According to the gcc manual:
On Pentium and PentiumPro, double and long double values should be aligned to an 8 byte boundary (see -malign-double) or suffer significant run time performance penalties. On Pentium III, the Streaming SIMD Extension (SSE) data type __m128 may not work properly if it is not 16 byte aligned.
To ensure proper alignment of this values on the stack, the stack boundary must be as aligned as that required by any value stored on the stack. Further, every function must be generated such that it keeps the stack aligned. Thus calling a function compiled with a higher preferred stack boundary from a function compiled with a lower preferred stack boundary will most likely misalign the stack. It is recommended that libraries that use callbacks always use the default setting.
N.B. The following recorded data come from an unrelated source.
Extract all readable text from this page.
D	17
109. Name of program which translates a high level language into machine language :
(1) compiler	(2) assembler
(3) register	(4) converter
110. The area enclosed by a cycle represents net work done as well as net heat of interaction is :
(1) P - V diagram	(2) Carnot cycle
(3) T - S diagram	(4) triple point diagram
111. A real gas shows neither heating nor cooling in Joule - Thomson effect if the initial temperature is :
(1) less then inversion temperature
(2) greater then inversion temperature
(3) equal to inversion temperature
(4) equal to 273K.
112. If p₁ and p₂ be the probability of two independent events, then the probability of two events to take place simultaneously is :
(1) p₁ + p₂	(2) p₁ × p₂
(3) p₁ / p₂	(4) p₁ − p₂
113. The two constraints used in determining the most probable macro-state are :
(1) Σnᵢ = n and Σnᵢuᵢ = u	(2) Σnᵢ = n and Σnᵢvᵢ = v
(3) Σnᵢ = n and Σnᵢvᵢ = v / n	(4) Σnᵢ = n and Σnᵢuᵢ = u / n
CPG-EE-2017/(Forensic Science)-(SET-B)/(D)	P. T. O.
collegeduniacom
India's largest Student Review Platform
This extra alignment does consume extra stack space, and generally increases code size. Code that is sensitive to stack space usage, such as embedded systems and operating system kernels, may want to reduce the preferred alignment to -mpreferred-stack-boundary=2.
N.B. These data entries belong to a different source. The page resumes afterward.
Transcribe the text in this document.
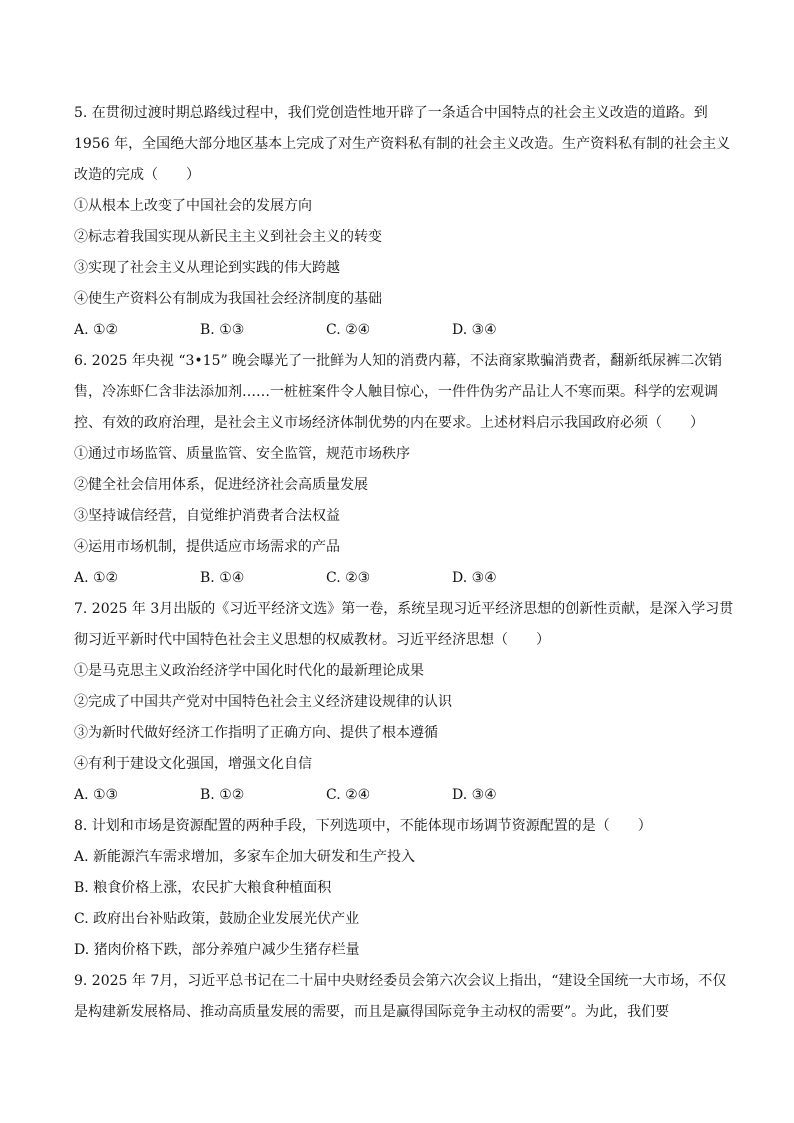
5. 在贯彻过渡时期总路线过程中，我们党创造性地开辟了一条适合中国特点的社会主义改造的道路。到
1956 年，全国绝大部分地区基本上完成了对生产资料私有制的社会主义改造。生产资料私有制的社会主义
改造的完成（　　）
①从根本上改变了中国社会的发展方向
②标志着我国实现从新民主主义到社会主义的转变
③实现了社会主义从理论到实践的伟大跨越
④使生产资料公有制成为我国社会经济制度的基础
A. ①②	B. ①③	C. ②④	D. ③④
6. 2025 年央视 “3•15” 晚会曝光了一批鲜为人知的消费内幕，不法商家欺骗消费者，翻新纸尿裤二次销
售，冷冻虾仁含非法添加剂……一桩桩案件令人触目惊心，一件件伪劣产品让人不寒而栗。科学的宏观调
控、有效的政府治理，是社会主义市场经济体制优势的内在要求。上述材料启示我国政府必须（　　）
①通过市场监管、质量监管、安全监管，规范市场秩序
②健全社会信用体系，促进经济社会高质量发展
③坚持诚信经营，自觉维护消费者合法权益
④运用市场机制，提供适应市场需求的产品
A. ①②	B. ①④	C. ②③	D. ③④
7. 2025 年 3月出版的《习近平经济文选》第一卷，系统呈现习近平经济思想的创新性贡献，是深入学习贯
彻习近平新时代中国特色社会主义思想的权威教材。习近平经济思想（　　）
①是马克思主义政治经济学中国化时代化的最新理论成果
②完成了中国共产党对中国特色社会主义经济建设规律的认识
③为新时代做好经济工作指明了正确方向、提供了根本遵循
④有利于建设文化强国，增强文化自信
A. ①③	B. ①②	C. ②④	D. ③④
8. 计划和市场是资源配置的两种手段，下列选项中，不能体现市场调节资源配置的是（　　）
A. 新能源汽车需求增加，多家车企加大研发和生产投入
B. 粮食价格上涨，农民扩大粮食种植面积
C. 政府出台补贴政策，鼓励企业发展光伏产业
D. 猪肉价格下跌，部分养殖户减少生猪存栏量
9. 2025 年 7月，习近平总书记在二十届中央财经委员会第六次会议上指出，“建设全国统一大市场，不仅
是构建新发展格局、推动高质量发展的需要，而且是赢得国际竞争主动权的需要”。为此，我们要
The lea loads the original stack pointer (from before the call to main) into ecx, since the stack pointer is about to modified. This is used for two purposes:
to access the arguments to the main function, since they are relative to the original stack pointer
to restore the stack pointer to its original value when returning from main
lea ecx,[esp+0x4] ; I assume this is for getting the adress of the first argument of the main...why ?
and esp,0xfffffff0 ; ??? is the compiler trying to align the stack pointer on 16 bytes ???
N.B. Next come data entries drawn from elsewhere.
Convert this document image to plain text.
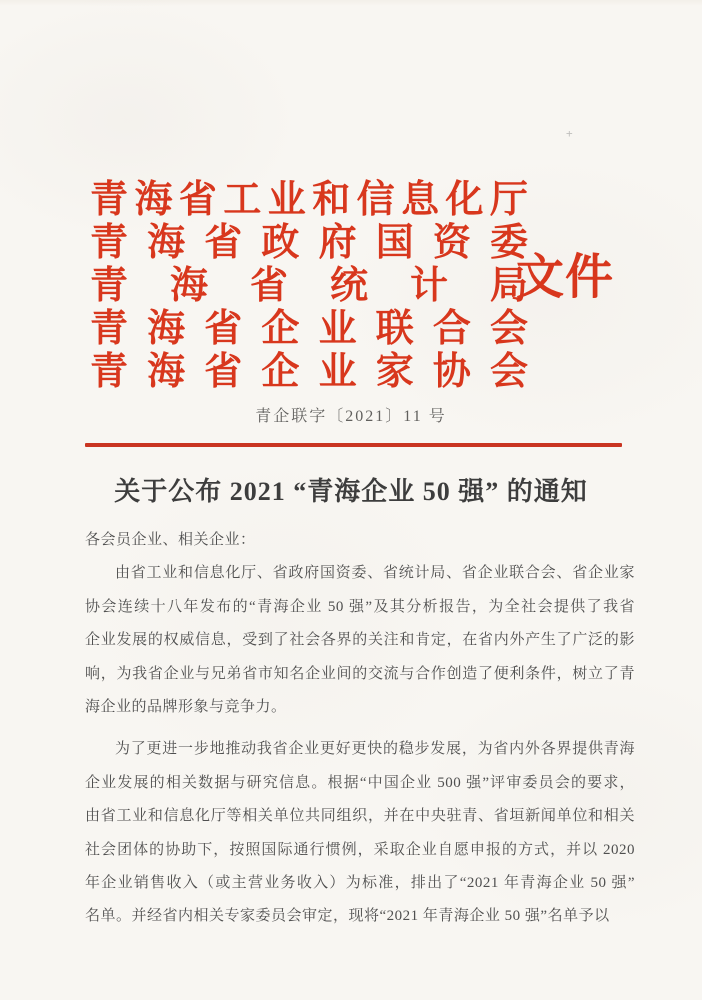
+
青 海 省 工 业 和 信 息 化 厅
青 海 省 政 府 国 资 委
青 海 省 统 计 局
青 海 省 企 业 联 合 会
青 海 省 企 业 家 协 会
文件
青企联字〔2021〕11 号
关于公布 2021 “青海企业 50 强” 的通知
各会员企业、相关企业：
由省工业和信息化厅、省政府国资委、省统计局、省企业联合会、省企业家
协会连续十八年发布的“青海企业 50 强”及其分析报告，为全社会提供了我省
企业发展的权威信息，受到了社会各界的关注和肯定，在省内外产生了广泛的影
响，为我省企业与兄弟省市知名企业间的交流与合作创造了便利条件，树立了青
海企业的品牌形象与竞争力。
为了更进一步地推动我省企业更好更快的稳步发展，为省内外各界提供青海
企业发展的相关数据与研究信息。根据“中国企业 500 强”评审委员会的要求，
由省工业和信息化厅等相关单位共同组织，并在中央驻青、省垣新闻单位和相关
社会团体的协助下，按照国际通行惯例，采取企业自愿申报的方式，并以 2020
年企业销售收入（或主营业务收入）为标准，排出了“2021 年青海企业 50 强”
名单。并经省内相关专家委员会审定，现将“2021 年青海企业 50 强”名单予以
push DWORD PTR [ecx-0x4] ; I understand the assembler is pushing the return adress....why ?
push ebp
mov ebp,esp
push ecx ;why is ecx pushed too ??
Even if every instruction worked perfectly with no speed penalty despite arbitrarily aligned operands, alignment would still increase performance. Imagine a loop referencing a 16-byte quantity that just overlaps two cache lines. Now, to load that little wchar into the cache, two entire cache lines have to be evicted, and what if you need them in the same loop? The cache is so tremendously faster than RAM that cache performance is always critical.
Also, there usually is a speed penalty to shift misaligned operands into the registers.
Given that the stack is being realigned, we naturally have to save the old alignment in order to traverse stack frames for parameters and returning.
ecx is a temporary register so it has to be saved. Also, depending on optimization level, some of the frame linkage ops that don't seem strictly necessary to run the program might well be important in order to set up a trace-ready chain of frames.